Of course, I regularly blog about Laika Studios on my tumblr account (click here for some of those). I assume this must be the reason why a mysterious package showed up at my door one day. What was in this package? I was expecting another promo item, as they have sent me a few of those. The first of which was in 2012 just before the release of their second film ParaNorman. (post on that here). However, this one was different. Nobody had contacted me beforehand, the box showed up unlabeled, aside from the fact that it had been sent from Portland, which gave me a little clue. Well, a pretty big clue. I proceeded to open it and find that it was filled with nothing less than real, authentic props used in the actual Boxtrolls film.
To hold a real, actual piece from one of these films was amazing. There were tiny bits of cheese that filled the tables in the party sequence, tiny wine bottles, of course boxes… and even a piece of the sidewalk! I think I actually found the scene one of the pieces may have been used in!

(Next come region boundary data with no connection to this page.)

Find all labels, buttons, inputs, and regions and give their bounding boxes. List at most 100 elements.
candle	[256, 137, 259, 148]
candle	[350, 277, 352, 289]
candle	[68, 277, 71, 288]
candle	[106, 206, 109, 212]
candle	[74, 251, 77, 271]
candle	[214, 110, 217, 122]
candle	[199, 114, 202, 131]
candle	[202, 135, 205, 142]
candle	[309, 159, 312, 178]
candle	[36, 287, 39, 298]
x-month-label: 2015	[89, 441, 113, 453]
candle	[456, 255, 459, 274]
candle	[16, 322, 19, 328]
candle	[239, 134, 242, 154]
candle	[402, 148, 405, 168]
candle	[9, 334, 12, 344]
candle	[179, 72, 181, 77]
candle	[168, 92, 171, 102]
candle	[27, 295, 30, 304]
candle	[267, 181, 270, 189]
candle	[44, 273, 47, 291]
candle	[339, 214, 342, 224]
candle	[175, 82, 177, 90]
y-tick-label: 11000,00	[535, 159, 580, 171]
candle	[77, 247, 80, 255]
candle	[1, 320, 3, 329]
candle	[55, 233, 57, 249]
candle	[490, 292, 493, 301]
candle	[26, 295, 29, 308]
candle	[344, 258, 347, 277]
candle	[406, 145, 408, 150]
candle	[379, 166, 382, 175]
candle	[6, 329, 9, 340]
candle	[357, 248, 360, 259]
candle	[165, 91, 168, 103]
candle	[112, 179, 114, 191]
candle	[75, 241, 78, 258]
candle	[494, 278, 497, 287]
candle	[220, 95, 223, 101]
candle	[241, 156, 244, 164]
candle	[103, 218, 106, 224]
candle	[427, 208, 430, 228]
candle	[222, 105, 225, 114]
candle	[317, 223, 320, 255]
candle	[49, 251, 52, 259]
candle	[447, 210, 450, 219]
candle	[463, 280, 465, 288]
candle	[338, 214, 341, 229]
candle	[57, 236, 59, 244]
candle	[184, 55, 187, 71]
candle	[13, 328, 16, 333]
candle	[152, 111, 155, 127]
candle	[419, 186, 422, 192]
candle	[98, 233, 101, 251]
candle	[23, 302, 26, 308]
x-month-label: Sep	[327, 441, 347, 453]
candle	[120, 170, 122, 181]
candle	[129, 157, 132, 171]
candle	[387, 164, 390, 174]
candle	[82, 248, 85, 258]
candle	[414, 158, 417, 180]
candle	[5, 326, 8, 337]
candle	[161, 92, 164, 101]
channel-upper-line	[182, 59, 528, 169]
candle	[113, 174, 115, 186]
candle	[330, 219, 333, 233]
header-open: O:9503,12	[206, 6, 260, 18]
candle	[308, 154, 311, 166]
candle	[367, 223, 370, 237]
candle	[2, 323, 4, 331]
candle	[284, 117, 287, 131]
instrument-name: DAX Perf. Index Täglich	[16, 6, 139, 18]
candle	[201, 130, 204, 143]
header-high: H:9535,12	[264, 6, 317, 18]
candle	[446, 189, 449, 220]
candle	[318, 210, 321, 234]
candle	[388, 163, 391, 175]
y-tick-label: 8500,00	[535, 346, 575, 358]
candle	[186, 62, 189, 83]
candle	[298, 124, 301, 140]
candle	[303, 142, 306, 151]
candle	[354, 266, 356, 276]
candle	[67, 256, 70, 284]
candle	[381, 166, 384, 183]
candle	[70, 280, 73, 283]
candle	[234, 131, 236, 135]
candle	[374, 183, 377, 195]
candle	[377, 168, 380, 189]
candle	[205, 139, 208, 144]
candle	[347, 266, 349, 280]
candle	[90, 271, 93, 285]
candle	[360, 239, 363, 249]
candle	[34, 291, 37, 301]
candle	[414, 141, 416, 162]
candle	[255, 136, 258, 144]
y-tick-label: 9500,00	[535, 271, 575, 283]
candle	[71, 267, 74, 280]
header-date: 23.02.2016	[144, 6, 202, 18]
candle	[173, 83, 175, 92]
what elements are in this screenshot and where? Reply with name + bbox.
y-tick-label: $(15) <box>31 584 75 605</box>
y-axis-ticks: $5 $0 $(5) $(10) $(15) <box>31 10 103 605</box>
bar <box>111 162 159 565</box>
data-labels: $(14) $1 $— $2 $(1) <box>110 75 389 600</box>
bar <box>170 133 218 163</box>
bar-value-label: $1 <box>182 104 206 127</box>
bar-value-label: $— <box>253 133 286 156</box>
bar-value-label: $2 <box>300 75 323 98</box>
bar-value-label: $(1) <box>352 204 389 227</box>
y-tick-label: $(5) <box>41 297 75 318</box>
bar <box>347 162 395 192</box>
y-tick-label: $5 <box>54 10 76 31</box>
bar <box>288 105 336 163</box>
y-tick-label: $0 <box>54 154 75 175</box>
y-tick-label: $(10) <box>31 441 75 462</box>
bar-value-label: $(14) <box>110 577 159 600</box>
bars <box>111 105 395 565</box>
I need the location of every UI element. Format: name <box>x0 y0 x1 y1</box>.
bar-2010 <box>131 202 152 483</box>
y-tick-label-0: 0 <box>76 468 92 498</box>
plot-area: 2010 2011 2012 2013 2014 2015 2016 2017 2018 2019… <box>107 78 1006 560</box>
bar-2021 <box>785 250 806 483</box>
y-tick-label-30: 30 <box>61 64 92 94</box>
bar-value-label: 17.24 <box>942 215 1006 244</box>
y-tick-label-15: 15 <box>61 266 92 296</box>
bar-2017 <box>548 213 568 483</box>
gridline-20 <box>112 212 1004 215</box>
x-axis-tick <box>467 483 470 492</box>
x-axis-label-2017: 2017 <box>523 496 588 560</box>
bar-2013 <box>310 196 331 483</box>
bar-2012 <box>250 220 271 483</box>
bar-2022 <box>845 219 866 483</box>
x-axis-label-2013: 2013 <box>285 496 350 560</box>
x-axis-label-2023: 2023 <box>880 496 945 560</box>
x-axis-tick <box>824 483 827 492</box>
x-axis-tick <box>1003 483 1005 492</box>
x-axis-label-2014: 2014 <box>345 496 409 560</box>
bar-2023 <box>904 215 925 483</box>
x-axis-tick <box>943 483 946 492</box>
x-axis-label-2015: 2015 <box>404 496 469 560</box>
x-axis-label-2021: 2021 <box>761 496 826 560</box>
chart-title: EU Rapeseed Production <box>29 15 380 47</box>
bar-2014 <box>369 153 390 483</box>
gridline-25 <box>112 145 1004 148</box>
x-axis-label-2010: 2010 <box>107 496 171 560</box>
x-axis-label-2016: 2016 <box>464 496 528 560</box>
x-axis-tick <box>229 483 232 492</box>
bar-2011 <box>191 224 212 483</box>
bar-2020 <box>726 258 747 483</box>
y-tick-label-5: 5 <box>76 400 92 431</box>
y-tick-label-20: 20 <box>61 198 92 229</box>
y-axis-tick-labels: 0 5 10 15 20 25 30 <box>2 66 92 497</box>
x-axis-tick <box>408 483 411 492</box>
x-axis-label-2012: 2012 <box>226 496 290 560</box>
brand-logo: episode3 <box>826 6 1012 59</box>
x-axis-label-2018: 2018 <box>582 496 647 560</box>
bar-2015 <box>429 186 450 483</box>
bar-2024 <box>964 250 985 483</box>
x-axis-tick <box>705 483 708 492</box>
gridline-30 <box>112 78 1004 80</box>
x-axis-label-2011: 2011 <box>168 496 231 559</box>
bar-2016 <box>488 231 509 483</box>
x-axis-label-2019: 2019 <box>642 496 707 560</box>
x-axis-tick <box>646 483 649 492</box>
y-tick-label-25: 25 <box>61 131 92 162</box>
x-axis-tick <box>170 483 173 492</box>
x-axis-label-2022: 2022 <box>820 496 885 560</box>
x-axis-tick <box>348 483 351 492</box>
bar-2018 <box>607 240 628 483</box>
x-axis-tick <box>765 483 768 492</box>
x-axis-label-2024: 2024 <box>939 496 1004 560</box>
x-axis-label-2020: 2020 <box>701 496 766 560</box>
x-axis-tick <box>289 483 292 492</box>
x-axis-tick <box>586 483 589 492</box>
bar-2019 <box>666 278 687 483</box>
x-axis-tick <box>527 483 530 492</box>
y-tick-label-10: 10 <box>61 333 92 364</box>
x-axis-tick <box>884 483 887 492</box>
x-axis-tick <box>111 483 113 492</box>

I also made a video to give a little bit of a closeup of the props, as well as several of my other Laika items including art books, DVDs, promo items and so forth. [watch it right here]. It was quite possibly one of the best things that ever happened to me in all of my life. Now these props and pieces sit in a collection on my shelf, which has now essentially a shrine to Laika and all of their work. The Boxtrolls is now available on DVD and DVD/BluRay Combo pack. There is also a recently released combo pack that includes all three Laika films together! I’m not saying you have to get it, I’m just suggesting you should.